Un seul regret, un peu chauvin : la France, qui a une magnifique tradition de sinologues avec ce joyau que fut l'oeuvre de Marcel Granet, n'aurait pas dû laisser les Suédois découvrir Gao Xingjiang. Mais puisqu'il vit en France, lisons sans tarder ce roman pour le plaisir de découvrir que cette montagne d'une âme chinoise est aussi la nôtre.

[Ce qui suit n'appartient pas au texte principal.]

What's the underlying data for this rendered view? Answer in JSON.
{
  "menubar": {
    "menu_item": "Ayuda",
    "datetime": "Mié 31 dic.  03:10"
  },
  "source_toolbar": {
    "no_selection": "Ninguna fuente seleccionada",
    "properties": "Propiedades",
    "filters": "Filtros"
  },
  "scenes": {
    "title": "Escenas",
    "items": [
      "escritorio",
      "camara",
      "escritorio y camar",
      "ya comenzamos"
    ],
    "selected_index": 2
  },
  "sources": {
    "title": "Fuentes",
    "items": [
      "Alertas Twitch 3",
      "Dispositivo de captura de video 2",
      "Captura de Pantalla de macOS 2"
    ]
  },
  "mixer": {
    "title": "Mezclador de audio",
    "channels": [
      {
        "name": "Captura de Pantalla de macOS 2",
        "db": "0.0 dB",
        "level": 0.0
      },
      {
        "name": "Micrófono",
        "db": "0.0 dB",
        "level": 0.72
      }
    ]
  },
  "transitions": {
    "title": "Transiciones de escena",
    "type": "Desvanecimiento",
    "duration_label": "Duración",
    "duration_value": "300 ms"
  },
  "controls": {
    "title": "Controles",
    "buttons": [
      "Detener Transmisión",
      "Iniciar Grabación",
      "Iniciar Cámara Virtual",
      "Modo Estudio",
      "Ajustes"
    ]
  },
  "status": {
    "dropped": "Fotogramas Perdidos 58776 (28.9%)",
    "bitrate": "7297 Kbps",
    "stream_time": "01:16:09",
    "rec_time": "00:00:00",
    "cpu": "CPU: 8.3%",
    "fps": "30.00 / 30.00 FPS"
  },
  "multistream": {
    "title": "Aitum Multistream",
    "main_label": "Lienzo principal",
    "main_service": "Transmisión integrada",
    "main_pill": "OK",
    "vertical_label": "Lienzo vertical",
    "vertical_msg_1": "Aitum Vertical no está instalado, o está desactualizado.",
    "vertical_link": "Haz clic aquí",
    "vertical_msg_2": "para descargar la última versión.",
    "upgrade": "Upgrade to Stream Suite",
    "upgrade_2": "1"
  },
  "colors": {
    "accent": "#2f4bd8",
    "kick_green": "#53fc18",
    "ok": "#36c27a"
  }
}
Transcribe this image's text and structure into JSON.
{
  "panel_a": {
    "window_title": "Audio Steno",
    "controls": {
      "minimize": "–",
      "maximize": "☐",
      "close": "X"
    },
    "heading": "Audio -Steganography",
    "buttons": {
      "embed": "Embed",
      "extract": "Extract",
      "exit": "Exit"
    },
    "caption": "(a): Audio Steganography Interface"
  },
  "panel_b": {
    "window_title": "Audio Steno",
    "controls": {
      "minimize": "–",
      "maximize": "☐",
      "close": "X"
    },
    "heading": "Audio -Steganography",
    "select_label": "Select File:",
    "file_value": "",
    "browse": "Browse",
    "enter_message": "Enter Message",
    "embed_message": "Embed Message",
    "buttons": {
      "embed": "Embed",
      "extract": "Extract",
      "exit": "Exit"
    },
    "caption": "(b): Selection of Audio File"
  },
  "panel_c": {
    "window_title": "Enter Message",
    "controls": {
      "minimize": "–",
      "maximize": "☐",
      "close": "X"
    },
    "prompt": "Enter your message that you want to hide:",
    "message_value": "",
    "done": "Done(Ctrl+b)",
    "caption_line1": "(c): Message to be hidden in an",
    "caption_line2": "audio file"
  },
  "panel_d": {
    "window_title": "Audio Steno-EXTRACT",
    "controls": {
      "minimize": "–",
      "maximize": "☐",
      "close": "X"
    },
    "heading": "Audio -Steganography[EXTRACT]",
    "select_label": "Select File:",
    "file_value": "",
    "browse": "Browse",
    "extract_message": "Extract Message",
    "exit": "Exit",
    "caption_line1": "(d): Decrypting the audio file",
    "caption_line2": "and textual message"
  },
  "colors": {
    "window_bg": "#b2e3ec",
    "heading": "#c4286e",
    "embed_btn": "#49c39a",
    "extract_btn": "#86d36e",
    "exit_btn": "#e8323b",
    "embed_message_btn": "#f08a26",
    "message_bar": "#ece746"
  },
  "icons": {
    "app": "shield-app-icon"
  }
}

Voilà bien un universel qui s'est écrit à l'écoute du monde, mais que trace un pinceau ivre de singularité, aussi bien nationale qu'intime.

* journal Le Monde

Cet inventaire de mille et une merveilles disparues, de centaines de plaintes du désir aux abois, de dizaines de rencontres avec des filles en fugue constitue l'une des richesses de "La Montagne de l'âme", chronique poétique où, comme l'écrit son traducteur, se mêlent "voyage intérieur, évocation des paysages et des forêts encore vierges de Chine, mise en scène des déchirements amoureux ou simple description d'une minute de plaisir dû à l'amitié ou à la contemplation d'une rivière, conte classique picaresque et merveilleux, évocation de la réalité absurde ou kafkaïenne contemporaine, réflexion sur l'art romanesque...". Le narrateur y entame, sac au dos, à pied, en car et à bicyclette, un long périple. A la recherche d'une mystérieuse montagne, symbole du lieu idéal où se retirer du "monde de la poussière". Sur la trace des sources de la Chine ancienne, de la magie d'un Orient fantomatique, de la science de Lao Tseu. En quête d'un lieu d'asile, bastion de la défense des droits de l'individu contre un pouvoir étatique. L'auteur, Gao Xingjian, y revendique une forme moderniste, mélodique en diable, libre de toute règle, désintoxiquée de toute langue de bois. Il mêle essai et fiction, anecdotes historiques et recherches littéraires, pour composer un patchwork lyrique de mots, documents, images, avec du tao et du burlesque, du désespoir et de la transcendance. Il s'enivre du langage pour exprimer la vie et la mort, la joie et la souffrance, la passion et la guerre des sexes. Prose ensorcelante, épanouie d'être lue à haute voix (Gao Xingjian est aussi un grand auteur de théâtre), où les personnages se définissent tour à tour par le "je", le "tu" ou le "il", selon qu'ils abordent la vie quotidienne, le monologue intérieur ou la spéculation philosophique. Le "nous" est banni : il désigne une notion de masse contre laquelle Gao Xingjian est définitivement vacciné.